Hobart John William Barlee M.D. (13 September 1868 – 25 June 1948) was an Anglo-Irish orthodox physician who converted to homeopathy. In 1907 he became a member of the British Homeopathic Society.

Hobart Barlee was a student of Swiss homeopath Dr. Alphonse Beck and was a colleague of surgeon Charles Knox Shaw, Robert Gibson Miller, among others.

Hobart Barlee was born in Dublin in September, 1868. His father John Buckle Barlee (1831 – 1870), a former Cambridge University rower, was in the army Commissariat department. John Buckle Barlee married Emma Grace Mccay (c.1843 – 1930) in her home town, Dublin, in July 1867.

Hobart Barlee qualified M.D. from the University of Lyon in 1896 and received his licentiate from the Society of Apothecaries in 1907.

Between 1898 – 1899 Hobart Barlee was recorded as a practicing homeopath in Saint-André-de-Valborgne, a commune in the Gard department. Barlee was also reported to have practiced homeopathically in Lyon for several years.

By 1901 Hobart Barlee was practicing at 1 Rue du Fort, in Nîmes, France.

Two years later, in 1903, Barlee was still listed as residing at Nîmes. That year he married Amy Elizabeth Scott (1873 – 1938) in London. They had two children, Lilian Grace Barlee (1903 – 1996) and John Frederick Barlee (1907 – 1986). Lilian was born at 23 Broadwater Down, a hotel and spa in Tunbridge Wells, Kent, owned by an American-born chemist, Dr. Martin Edward Walston (formerly Waldstein) (1854 – 1936).

In 1904, Hobart Barlee was still recorded as practicing in Nîmes but, the following year, in 1905, he had also joined an additional practice at 3, Rue Washington, in Paris, alongside doctors Acart and Arthur René Arthuis (1841 – 1925). There Barlee specialized in general medicine, ear, nose, and throat.

By 1907 Barlee was the only one of the three physicians still listed at the Rue Washington practice. That year he appears to have moved to Edinburgh and established a new practice at 6 Coates Crescent.

In July 1911 Hobart Barlee was one of the registered attendees at the 8th Quinquennial International Homeopathic Congress, held in London.

Towards the end of 1913 Barlee relocated from Edinburgh and settled in Tunbridge Wells at The Crook, Grove Hill Road. Barlee was still listed at that address in the 1925 Directory of Homeopathic Physicians.

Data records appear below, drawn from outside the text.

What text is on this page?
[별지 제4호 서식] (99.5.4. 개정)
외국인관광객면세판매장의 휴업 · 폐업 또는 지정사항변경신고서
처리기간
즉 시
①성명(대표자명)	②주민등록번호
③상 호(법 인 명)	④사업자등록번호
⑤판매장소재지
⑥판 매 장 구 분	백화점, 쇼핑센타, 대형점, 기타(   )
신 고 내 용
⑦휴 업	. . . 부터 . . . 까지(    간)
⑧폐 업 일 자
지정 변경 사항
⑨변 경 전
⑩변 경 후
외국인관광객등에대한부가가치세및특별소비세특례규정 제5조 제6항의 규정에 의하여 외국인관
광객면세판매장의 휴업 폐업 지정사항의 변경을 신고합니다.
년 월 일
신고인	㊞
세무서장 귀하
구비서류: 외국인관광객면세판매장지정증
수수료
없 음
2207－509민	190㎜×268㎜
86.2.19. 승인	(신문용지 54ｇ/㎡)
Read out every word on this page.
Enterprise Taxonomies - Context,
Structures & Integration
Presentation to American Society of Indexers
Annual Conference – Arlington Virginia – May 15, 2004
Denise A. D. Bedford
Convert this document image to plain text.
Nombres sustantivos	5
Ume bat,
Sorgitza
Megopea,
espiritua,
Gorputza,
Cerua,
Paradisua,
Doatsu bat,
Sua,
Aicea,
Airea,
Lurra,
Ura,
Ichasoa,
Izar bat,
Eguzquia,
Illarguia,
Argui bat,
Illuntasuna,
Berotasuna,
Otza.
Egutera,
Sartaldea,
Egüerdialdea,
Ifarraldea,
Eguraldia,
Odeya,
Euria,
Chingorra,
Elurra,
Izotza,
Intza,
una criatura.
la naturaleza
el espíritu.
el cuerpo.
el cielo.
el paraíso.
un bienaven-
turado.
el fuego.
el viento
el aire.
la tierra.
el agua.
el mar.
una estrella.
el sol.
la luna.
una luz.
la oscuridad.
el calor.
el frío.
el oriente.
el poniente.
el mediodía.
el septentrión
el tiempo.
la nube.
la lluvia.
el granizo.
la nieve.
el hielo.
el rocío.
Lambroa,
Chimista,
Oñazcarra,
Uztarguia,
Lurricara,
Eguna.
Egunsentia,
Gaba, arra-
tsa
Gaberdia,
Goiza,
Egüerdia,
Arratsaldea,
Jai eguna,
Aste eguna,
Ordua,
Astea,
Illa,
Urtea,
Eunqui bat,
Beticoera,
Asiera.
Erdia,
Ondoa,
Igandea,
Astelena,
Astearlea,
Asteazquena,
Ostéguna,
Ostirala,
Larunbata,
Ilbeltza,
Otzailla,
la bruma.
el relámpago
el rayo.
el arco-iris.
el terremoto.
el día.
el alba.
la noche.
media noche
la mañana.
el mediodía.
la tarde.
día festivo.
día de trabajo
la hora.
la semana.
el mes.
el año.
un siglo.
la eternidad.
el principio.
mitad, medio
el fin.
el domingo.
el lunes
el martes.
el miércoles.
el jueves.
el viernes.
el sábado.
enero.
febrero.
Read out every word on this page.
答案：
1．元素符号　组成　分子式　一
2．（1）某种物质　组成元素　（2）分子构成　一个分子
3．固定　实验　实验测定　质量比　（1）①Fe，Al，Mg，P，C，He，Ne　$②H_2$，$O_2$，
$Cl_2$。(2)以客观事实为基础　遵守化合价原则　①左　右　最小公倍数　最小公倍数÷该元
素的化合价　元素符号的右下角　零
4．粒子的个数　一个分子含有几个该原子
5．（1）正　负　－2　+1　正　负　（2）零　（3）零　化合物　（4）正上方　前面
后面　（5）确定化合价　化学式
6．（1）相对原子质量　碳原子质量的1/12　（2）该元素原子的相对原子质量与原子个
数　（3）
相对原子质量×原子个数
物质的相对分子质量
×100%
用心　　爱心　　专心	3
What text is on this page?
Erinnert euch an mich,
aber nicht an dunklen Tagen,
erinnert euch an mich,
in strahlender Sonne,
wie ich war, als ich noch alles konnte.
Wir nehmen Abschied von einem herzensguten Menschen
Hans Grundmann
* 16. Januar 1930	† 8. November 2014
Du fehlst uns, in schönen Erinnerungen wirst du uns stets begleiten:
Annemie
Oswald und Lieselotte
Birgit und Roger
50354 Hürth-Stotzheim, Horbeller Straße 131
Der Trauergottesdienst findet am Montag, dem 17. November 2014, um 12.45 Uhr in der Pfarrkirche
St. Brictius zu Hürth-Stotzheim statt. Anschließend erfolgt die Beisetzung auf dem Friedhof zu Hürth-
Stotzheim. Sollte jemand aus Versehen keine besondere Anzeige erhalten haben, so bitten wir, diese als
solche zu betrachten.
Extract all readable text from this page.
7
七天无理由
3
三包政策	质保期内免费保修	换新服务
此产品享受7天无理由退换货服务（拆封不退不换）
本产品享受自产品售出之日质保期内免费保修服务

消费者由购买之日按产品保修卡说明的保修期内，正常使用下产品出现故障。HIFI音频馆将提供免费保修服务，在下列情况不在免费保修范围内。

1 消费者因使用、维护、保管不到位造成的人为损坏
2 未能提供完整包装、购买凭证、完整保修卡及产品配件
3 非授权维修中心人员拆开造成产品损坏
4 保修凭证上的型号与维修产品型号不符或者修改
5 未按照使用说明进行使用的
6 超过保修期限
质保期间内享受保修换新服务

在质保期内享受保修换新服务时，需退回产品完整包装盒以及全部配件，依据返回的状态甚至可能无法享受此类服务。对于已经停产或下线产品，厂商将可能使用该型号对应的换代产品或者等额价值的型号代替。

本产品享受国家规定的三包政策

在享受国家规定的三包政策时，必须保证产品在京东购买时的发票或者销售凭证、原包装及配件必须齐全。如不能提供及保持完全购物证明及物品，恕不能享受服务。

By July 1915 Barlee had joined the staff as physician at the Tunbridge Wells Homeopathic Hospital. He and his wife remained associated with the hospital for almost three decades, Hobart Barlee becoming Honorary Physician while Amy served on the management committee and as a life governor.

During World War I, a Homeopathic Hospital was established at Neuilly sur Seine in France. This hospital successfully treated several hundred casualties during its brief existence from 1914-1916. Hobart Barlee served at the hospital, alongside George Henry Burford, Alfred Edward Hawkes, James Johnstone, David MacNish, Frederick Neild, among others.

Hobart Barlee was a member of the Plymouth Brethren.

Hobart Barlee translated articles by Leon Vannier for the British Homeopathic Society, and he also wrote articles for various homeopathic publications.

Barlee’s wife, Amy, died in Tunbridge Wells on 14 February 1938. By 1945 Barlee had moved in with his unmarried daughter Lilian in Guildford, Surrey, where he died on 25 June 1948, aged 79.